Creates a simulated incomplete video by removing every other frame. This step emulates real-world scenarios like transmission loss or low-frame-rate capture.

3. Frame Reconstruction via Interpolation

Missing frames are reconstructed by estimating motion between remaining frames using the Farneback optical flow algorithm. Intermediate frames are generated and inserted to produce a complete, smooth video.

Current Methodology

This system currently uses classical computer vision and image processing methods, including:

  • HSV color analysis for frame comparison
  • Optical flow for motion estimation
  • Hybrid interpolation for reconstructing missing frames (combines fast remapping with robust interpolation)

No deep learning models are used in this version, but the architecture is designed to support future integration with neural-based approaches.

Output Flexibility

The system supports two modes of output video generation:

  • OpenCV-based (fast, efficient for standard formats like .mp4)
  • ImageIO-based (flexible, supports formats like .gif, .webm, etc.)

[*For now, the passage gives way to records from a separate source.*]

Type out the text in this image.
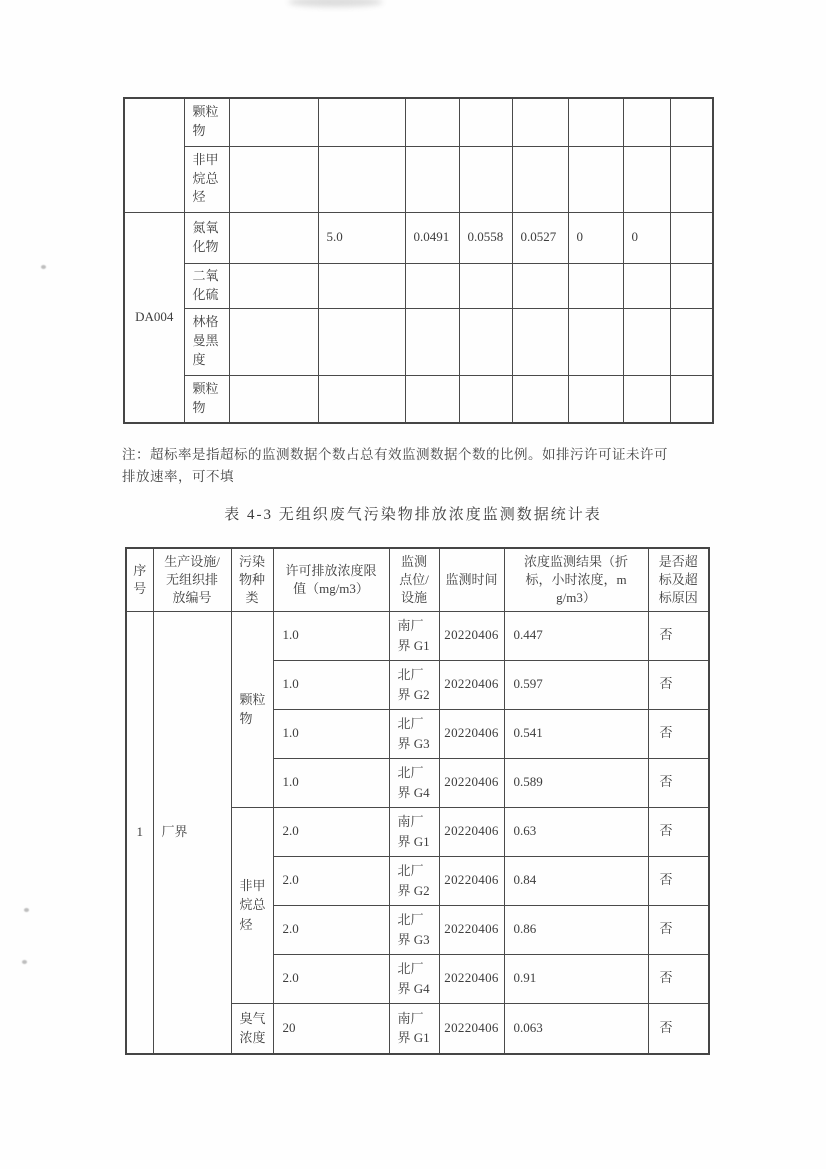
	颗粒物								
	非甲烷总烃								
DA004	氮氧化物		5.0	0.0491	0.0558	0.0527	0	0	
	二氧化硫								
	林格曼黑度								
	颗粒物								
注：超标率是指超标的监测数据个数占总有效监测数据个数的比例。如排污许可证未许可
排放速率，可不填
表 4-3 无组织废气污染物排放浓度监测数据统计表
序号	生产设施/无组织排放编号	污染物种类	许可排放浓度限值（mg/m3）	监测点位/设施	监测时间	浓度监测结果（折标，小时浓度，mg/m3）	是否超标及超标原因
1	厂界	颗粒物	1.0	南厂界 G1	20220406	0.447	否
			1.0	北厂界 G2	20220406	0.597	否
			1.0	北厂界 G3	20220406	0.541	否
			1.0	北厂界 G4	20220406	0.589	否
		非甲烷总烃	2.0	南厂界 G1	20220406	0.63	否
			2.0	北厂界 G2	20220406	0.84	否
			2.0	北厂界 G3	20220406	0.86	否
			2.0	北厂界 G4	20220406	0.91	否
		臭气浓度	20	南厂界 G1	20220406	0.063	否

You can choose the backend by setting a flag in the code, depending on your platform or output needs.

Applications

This project serves as a foundation for various real-world and research applications:

  • Recovery of damaged or incomplete video streams
  • Frame rate upscaling (e.g., 30fps to 60fps)
  • Video summarization using keyframes
  • Preprocessing for deep learning models (temporal consistency, frame interpolation)
  • Restoration in surveillance, drone, and medical video footage

Key Use Case: AI-Oriented Video Dataset Preparation

DeepVision helps in generating clean, temporally consistent video sequences ideal for training AI models in:

  • Action recognition
  • Gesture detection
  • Temporal segmentation
  • Video captioning and understanding

Folder Structure

project/
│
├── main.py                          # Entry point for executing the full pipeline
├── keyframe_extraction.py          # Detects keyframes using HSV differences
├── make_incomplete_video.py        # Drops every other frame
├── hybrid_optical_flow_interpolation.py   # Interpolates missing frames (fast + robust)
├── reconstruct_full_video.py       # Builds final output video
├── README.md                       # This documentation file
└── output/                         # Folder to store results

Hybrid Optical Flow Interpolation

The file hybrid_optical_flow_interpolation.py implements an advanced interpolation method that combines:

  • Fast warping using cv2.remap
  • Edge-correction using RegularGridInterpolator from SciPy

This hybrid approach ensures both speed and accuracy, particularly in edge cases or at motion boundaries.

Future Plans

The next stages of development include:

  • Replacing classical methods with AI-powered frame generation (e.g., RIFE, Super SloMo)
  • Real-time frame interpolation and restoration
  • Evaluation on real-world, low-quality video datasets

How to Run

To run the entire pipeline:

python main.py

Make sure to update the input video path in main.py before running.

Requirements

  • Python 3.7 or higher
  • OpenCV
  • NumPy
  • SciPy
  • ImageIO

Install dependencies using:

pip install -r requirements.txt

Author

Shady Nikooei
Final Year B.Sc. Student in Computer Engineering

This repository will continue to evolve with future integration of deep learning techniques for advanced video restoration and understanding.